LinuxLists.cc - [long] Another BFS versus CFS shakedown

2009-09-08 23:42:43

Subject: [long] Another BFS versus CFS shakedown

I've also run some tests and have very consciously tried to pay attention
to interactivity, while also trying to get some "hard" data.

I've only BCCed Con on this mail as I get the impression he'll not be
interested in following the LKML thread.

Con: you are very welcome to follow up either privately or to lkml if you
do want to follow up on any of the results.

System info
-----------
HP 2510p Core2 Duo 1.33GHz 2GB notebook
Debian stable ("Lenny"), KDE desktop environment
Wireless networking (iwlagn)
Notebook is in a docking station with a second (main) display connected
using "old" style X and graphics drivers (no KMS)

CFS was tested with 2.6.31-rc9
BFS was tested with 2.6.30.5 + the bfs-209 patch

In both cases I've not done anything special with kernel configs. I've
just used my old .30 config as base for BFS, and my current .31 one for
CFS. I can't remember making any changes since .30, which was confirmed
by a quick look at the diff.

Kernel configs + test script and logs available at:
http://alioth.debian.org/~fjp/tmp/linux_BFSvsCFS/

BFS general impression
----------------------
I've used BFS for over a day yesterday and today, and in general I'm very
impressed. During normal use (coding and testing a shell script that's
CPU/memory heavy + normal mail/news/browser + amarok) I've not seen any
strange issues. My notebook even suspended and resumed (StR) without any
problems.

With CFS I regularly have short freezes of the mouse cursor or when
typing. I think that it's related to KDE's news reader knode updating
from my local news server. With CFS I also saw such freezes a few times,
but they _seemed_ less frequent and less severe. No hard data though.
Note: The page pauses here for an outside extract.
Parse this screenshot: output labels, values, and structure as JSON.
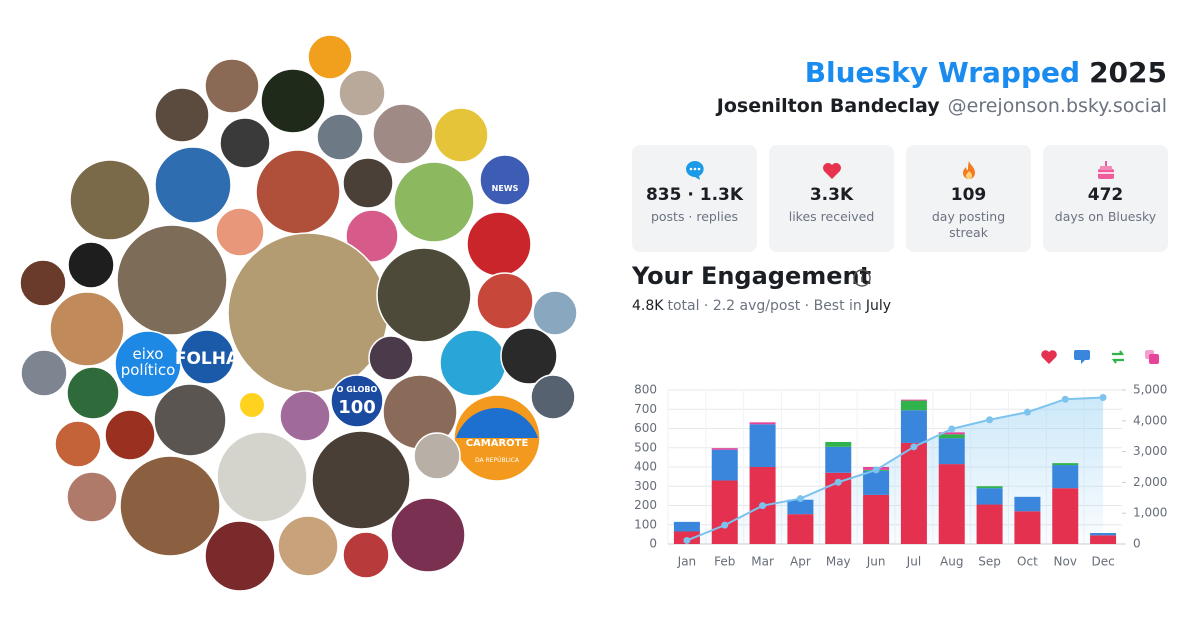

But this evening, while I was preparing and running the tests, I've had 4
freezes of the desktop. The first two times it was only a partial freeze:
taskbar was frozen, but I could still switch apps and use the graphical
console; the last two times it was a full freeze of the display and
keyboard (incl. e.g. numlock), but in the background everything continued
to run normally and I could log in over SSH without any problem. On
reboot some file systems did fail to unmount though.

Normally my desktop and X.Org are 100% reliable.

Test description
----------------
I've done two tests. The first consisted of:
- playing Marillion's "B'Sides Themselves" in amarok from an NFS share
- having the game "Chromium B.S.U." displaying it's opening graphics on
the laptop display; this has very smoothly flowing graphics and is
thus a nice visual reference for latency issues; the game itself is
quite fast-paced and can get starved quite easily
- the two tasks above resulted in ~10% overall CPU usage
- running a script with kernel compiles and that script I had been
working on

The script was invoked as:
./scheduler-tests 2>&1 | tee `uname -r`.log

The main steps in the script are:
- stop cron; clear ccache; prepare for kernel build (allnoconfig)
- 3 x make -j4 kernel build; 2 with 'time', 1 with Jens' 'latt' [1]
- 3 x make -j2 kernel build; 2 with 'time', 1 with Jens' 'latt' [1]
- 4 runs of my own script [2], the last two in parallel

[1] I used Peter's version from:
http://marc.info/?l=linux-kernel&m=125242343131497&w=2
[2] The script produces .dot files showing graphs of Debian package
depencies: http://alioth.debian.org/~fjp/debtree/
It very inefficiently queries the package management databases
and forks insane numbers of sub shells, but the output is great ;-)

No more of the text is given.